Answer
$\mathop \smallint \limits_C^{} {\bf{F}}\cdot{\rm{d}}{\bf{r}} = \frac{1}{2}{{\rm{e}}^4} - \frac{3}{2}{{\rm{e}}^2} + 2$
Work Step by Step
We have ${\bf{F}}\left( {x,y} \right) = \left( {{{\rm{e}}^{y - x}},{{\rm{e}}^{2x}}} \right)$, and the piecewise linear path from $\left( {1,1} \right)$ to $\left( {2,2} \right)$ to $\left( {0,2} \right)$.
The path consists of two line segments ${C_1}$ and ${C_2}$:
1. The line from $\left( {1,1} \right)$ to $\left( {2,2} \right)$ is represented by ${{\bf{r}}_1}$. It can parametrized by ${{\bf{r}}_1}\left( t \right) = \left( {1,1} \right) + t\left( {1,1} \right) = \left( {1 + t,1 + t} \right)$ for $0 \le t \le 1$.
So, ${{\bf{r}}_1}'\left( t \right) = \left( {1,1} \right)$, and ${\bf{F}}\left( {{{\bf{r}}_1}\left( t \right)} \right) = \left( {1,{{\rm{e}}^{2\left( {1 + t} \right)}}} \right)$.
2. The line from $\left( {2,2} \right)$ to $\left( {0,2} \right)$ is represented by ${{\bf{r}}_2}$.
It can parametrized by
${{\bf{r}}_2}\left( t \right) = \left( {2,2} \right) + t\left( {\left( {0,2} \right) - \left( {2,2} \right)} \right)$
$ = \left( {2,2} \right) + t\left( { - 2,0} \right)$
$ = \left( {2 - 2t,2} \right)$,
for $0 \le t \le 1$.
So, ${{\bf{r}}_2}'\left( t \right) = \left( { - 2,0} \right)$, and ${\bf{F}}\left( {{{\bf{r}}_2}\left( t \right)} \right) = \left( {{{\rm{e}}^{2t}},{{\rm{e}}^{2\left( {2 - 2t} \right)}}} \right)$.

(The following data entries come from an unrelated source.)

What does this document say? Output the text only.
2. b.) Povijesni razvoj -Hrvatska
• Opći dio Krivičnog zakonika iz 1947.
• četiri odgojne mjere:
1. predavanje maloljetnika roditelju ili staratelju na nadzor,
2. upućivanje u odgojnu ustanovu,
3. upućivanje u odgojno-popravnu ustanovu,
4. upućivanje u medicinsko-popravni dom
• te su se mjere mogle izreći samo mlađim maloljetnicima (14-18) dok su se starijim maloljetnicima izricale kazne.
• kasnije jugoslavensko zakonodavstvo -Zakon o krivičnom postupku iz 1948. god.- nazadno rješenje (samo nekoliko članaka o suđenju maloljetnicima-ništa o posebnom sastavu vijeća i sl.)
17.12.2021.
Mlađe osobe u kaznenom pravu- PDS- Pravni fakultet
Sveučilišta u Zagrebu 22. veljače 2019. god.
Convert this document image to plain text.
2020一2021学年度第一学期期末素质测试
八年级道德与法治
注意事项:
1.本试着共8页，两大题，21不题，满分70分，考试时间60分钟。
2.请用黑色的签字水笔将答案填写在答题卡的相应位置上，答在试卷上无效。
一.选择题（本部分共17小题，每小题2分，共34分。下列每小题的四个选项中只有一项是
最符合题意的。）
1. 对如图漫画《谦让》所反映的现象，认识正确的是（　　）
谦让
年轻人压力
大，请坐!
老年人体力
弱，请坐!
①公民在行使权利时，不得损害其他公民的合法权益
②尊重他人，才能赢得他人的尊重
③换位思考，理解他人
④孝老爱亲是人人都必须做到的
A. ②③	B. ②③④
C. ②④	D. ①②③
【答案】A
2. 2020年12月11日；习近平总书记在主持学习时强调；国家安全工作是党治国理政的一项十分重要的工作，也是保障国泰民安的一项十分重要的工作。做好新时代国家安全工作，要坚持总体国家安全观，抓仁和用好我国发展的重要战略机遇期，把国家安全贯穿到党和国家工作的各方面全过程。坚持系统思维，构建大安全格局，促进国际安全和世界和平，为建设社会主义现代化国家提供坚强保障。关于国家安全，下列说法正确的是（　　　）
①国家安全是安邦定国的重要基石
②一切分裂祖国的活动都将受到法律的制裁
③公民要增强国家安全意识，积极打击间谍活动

Evaluate $\mathop \smallint \limits_C^{} {\bf{F}}\cdot{\rm{d}}{\bf{r}}$ using Eq. (8):
$\mathop \smallint \limits_C^{} {\bf{F}}\cdot{\rm{d}}{\bf{r}} = \mathop \smallint \limits_{{C_1}}^{} {\bf{F}}\cdot{\rm{d}}{\bf{r}} + \mathop \smallint \limits_{{C_2}}^{} {\bf{F}}\cdot{\rm{d}}{\bf{r}}$
$ = \mathop \smallint \limits_a^b {\bf{F}}\left( {{{\bf{r}}_1}\left( t \right)} \right)\cdot{{\bf{r}}_1}'\left( t \right){\rm{d}}t + \mathop \smallint \limits_a^b {\bf{F}}\left( {{{\bf{r}}_2}\left( t \right)} \right)\cdot{{\bf{r}}_2}'\left( t \right){\rm{d}}t$
$ = \mathop \smallint \limits_0^1 \left( {1,{{\rm{e}}^{2\left( {1 + t} \right)}}} \right)\cdot\left( {1,1} \right){\rm{d}}t + \mathop \smallint \limits_0^1 \left( {{{\rm{e}}^{2t}},{{\rm{e}}^{2\left( {2 - 2t} \right)}}} \right)\cdot\left( { - 2,0} \right){\rm{d}}t$
$ = \mathop \smallint \limits_0^1 \left( {1 + {{\rm{e}}^{2\left( {1 + t} \right)}}} \right){\rm{d}}t - 2\mathop \smallint \limits_0^1 {{\rm{e}}^{2t}}{\rm{d}}t$
$ = \left( {t + \frac{1}{2}{{\rm{e}}^{2\left( {1 + t} \right)}}} \right)|_0^1 - \left( {{{\rm{e}}^{2t}}|_0^1} \right)$
$ = 1 + \frac{1}{2}{{\rm{e}}^4} - \frac{1}{2}{{\rm{e}}^2} - {{\rm{e}}^2} + 1$
$ = \frac{1}{2}{{\rm{e}}^4} - \frac{3}{2}{{\rm{e}}^2} + 2$
So, $\mathop \smallint \limits_C^{} {\bf{F}}\cdot{\rm{d}}{\bf{r}} = \frac{1}{2}{{\rm{e}}^4} - \frac{3}{2}{{\rm{e}}^2} + 2$.